Assignment #1: Cultural Heritage By the Numbers S24
Guidelines for the Assignment:
Cultural Heritage By the Numbers is an assignment in one step. It builds upon the work we did in class on February 6 and 8 using the Jupyter notebooks in posit.cloud. There are three parts to the assignment.
This assignment can be done alone or in pairs. If it is done in pairs, please compose a common markdown file which you place in both student sites.
This exercise focuses on the ways that the metadata obtainable from the Harvard Art Museum API can tell us something about historical and present world cultures, as well as the way they are represented in the contemporary Western museum. You can think of this assignment a way of taking a look at the way that museums collect different kinds of art from around the world, as well as how we can use an API to understand better the entirety of collections of art museum, rather than only what is “on display”, as well as its collection practices.
Part 1: Exploring the HAM website and comparing it to the API-derived data. Explore the HAM website as well as the All_Objects.csv
file (found in the posit.cloud project, as well as in the data folder of our shared drive). Choose a few pieces from the collections of interest to you. Was the website easy to use? What are you able to say about the art pieces from the metadata available to you in the web-based interface? What might you want to understand about these objects that is impractical to do from the interface alone that seems possible from the csv file?
Part 2: Thinking about culture in museum terms: Look at the 254 rows of All_culture_information.csv
(found in the posit.cloud project, as well as in the data folder of our shared drive) and comment on what this says about how a contemporary US museum views the world. Use part 1 of the notebook Harvard_API_All_objects
to determine for a given culture what are the most viewed items are in the HAM website? What about the least viewed? Go back to the HAM website and look up some of these objects, both highly viewed and less viewed. What are they? Can you speculate on why the most and least viewed objects are what they are?
Part 3: Using a choice of three cultures and the notebook Harvard_API_Compare_Cultures
, build word clouds based on the combined descriptions and titles of the objects from those cultures. Does this summary of the words tell us something about the way that cultures are important in a US art museum? Use the stop word function to remove certain words to “dig in” to the textual data a bit more? When you remove very high frequency words what do you discover? Compare your results across cultures.
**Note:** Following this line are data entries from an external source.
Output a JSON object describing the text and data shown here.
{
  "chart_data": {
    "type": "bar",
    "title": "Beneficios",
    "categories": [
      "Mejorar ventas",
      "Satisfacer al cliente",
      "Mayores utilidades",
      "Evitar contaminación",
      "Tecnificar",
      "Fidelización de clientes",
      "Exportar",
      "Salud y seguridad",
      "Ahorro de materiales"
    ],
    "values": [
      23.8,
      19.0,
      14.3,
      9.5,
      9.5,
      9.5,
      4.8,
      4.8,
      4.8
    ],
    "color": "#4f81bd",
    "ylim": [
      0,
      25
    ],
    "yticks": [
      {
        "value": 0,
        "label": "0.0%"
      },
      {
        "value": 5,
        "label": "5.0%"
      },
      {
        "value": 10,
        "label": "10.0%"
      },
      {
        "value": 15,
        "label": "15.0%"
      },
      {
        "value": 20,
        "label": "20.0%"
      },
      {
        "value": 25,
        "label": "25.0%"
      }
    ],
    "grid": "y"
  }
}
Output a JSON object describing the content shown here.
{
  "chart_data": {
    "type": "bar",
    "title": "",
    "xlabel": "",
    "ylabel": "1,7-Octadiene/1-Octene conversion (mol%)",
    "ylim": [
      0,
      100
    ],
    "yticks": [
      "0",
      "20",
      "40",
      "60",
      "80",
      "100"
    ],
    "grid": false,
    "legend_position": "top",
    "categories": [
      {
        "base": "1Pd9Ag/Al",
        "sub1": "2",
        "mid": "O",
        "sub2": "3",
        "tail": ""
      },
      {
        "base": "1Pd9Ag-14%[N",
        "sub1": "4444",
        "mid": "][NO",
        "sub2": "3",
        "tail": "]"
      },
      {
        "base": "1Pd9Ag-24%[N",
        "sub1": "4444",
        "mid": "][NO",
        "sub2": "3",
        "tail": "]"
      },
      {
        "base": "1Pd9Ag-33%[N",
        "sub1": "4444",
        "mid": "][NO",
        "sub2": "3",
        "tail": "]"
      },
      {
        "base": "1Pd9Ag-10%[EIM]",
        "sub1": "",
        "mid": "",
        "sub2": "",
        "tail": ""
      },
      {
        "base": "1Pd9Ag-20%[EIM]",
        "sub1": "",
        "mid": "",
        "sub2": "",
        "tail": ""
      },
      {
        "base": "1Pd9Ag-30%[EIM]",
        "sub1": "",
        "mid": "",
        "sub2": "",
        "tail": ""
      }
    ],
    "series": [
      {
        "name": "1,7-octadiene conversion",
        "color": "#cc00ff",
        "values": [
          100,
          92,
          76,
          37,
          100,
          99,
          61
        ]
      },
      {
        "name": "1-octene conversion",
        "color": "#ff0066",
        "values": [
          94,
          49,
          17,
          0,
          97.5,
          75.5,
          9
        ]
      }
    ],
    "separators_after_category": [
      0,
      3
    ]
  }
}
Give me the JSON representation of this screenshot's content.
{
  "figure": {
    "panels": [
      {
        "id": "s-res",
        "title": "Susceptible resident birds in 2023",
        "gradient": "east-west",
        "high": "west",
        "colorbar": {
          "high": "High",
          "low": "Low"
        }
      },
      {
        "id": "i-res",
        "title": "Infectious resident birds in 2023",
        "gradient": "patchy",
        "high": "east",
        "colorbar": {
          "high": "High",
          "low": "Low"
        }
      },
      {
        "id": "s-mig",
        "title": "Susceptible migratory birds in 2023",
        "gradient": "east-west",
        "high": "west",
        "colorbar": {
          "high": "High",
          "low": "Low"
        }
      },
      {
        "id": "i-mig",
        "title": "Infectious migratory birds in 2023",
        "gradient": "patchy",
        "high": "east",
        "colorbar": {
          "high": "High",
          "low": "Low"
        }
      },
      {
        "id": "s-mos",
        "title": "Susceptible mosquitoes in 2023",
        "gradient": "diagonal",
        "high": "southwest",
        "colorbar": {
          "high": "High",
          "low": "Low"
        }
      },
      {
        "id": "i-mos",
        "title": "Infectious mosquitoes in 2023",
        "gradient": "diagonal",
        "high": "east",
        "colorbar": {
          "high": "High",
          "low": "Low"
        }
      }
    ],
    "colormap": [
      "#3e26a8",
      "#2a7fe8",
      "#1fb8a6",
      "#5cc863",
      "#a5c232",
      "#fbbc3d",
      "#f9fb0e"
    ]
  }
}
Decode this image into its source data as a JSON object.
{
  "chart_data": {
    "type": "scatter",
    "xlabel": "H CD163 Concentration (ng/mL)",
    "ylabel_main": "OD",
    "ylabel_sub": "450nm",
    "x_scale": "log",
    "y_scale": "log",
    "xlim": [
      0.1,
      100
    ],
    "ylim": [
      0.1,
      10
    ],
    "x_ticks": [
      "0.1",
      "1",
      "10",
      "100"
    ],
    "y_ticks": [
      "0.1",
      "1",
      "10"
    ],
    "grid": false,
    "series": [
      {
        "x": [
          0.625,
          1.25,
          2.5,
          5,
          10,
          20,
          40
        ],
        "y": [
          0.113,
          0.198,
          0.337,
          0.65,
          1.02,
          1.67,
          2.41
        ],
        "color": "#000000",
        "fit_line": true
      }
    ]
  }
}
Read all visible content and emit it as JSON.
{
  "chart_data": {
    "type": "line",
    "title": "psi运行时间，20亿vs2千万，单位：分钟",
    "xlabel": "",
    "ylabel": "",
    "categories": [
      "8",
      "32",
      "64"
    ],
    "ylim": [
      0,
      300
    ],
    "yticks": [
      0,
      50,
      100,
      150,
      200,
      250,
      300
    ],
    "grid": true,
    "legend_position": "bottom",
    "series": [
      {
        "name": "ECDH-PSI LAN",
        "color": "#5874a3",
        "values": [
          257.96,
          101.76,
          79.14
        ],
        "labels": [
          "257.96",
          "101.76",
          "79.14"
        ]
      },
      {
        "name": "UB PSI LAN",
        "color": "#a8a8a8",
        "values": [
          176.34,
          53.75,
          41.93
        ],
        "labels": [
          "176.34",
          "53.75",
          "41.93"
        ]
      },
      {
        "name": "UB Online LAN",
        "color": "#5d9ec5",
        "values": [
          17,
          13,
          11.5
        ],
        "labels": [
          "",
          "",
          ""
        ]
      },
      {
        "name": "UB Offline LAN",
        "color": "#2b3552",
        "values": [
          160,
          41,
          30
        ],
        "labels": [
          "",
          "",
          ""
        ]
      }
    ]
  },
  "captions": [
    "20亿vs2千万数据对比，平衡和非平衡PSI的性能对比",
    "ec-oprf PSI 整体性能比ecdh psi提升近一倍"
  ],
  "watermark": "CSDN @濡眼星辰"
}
Using this same notebook, with the accession year data and the time series bar chart, what can you say about the acquisition of works by the Harvard Art Museum coming from these three cultures? Do they tell you something about the relative popularity of art in a university museum in the United States? Can you compare it to other museums you have visited or know about?
Advanced optional extra steps:
If you complete one of the following steps, you can skip step one in the instructions above.
-Using the notebook objects_with_places
choose one culture and try to make a map of the “creation place” of the art? Does the geography of the creation of the art pieces match the culture in question, or not? Why?
-If you are already good in Python, can you adapt the code to look for the most common colors? The most common techniques? Or any other value from the attributes? What are you able to say about the cultures from these other persepectives?
Your assignment does not need to answer all the questions above, nor does it need to follow the steps one by one. It should be about 1250 words long, with relevant images saved from the notebooks, embedded links, etc. Use a markdown cheatsheet such as this one to stylize your post, adding different layout features and embedded links if needed. You can refer to the readings if you want to, but this is not necessary for this assignment.
Assignment 1 Due date: 22 February, 20% final grade.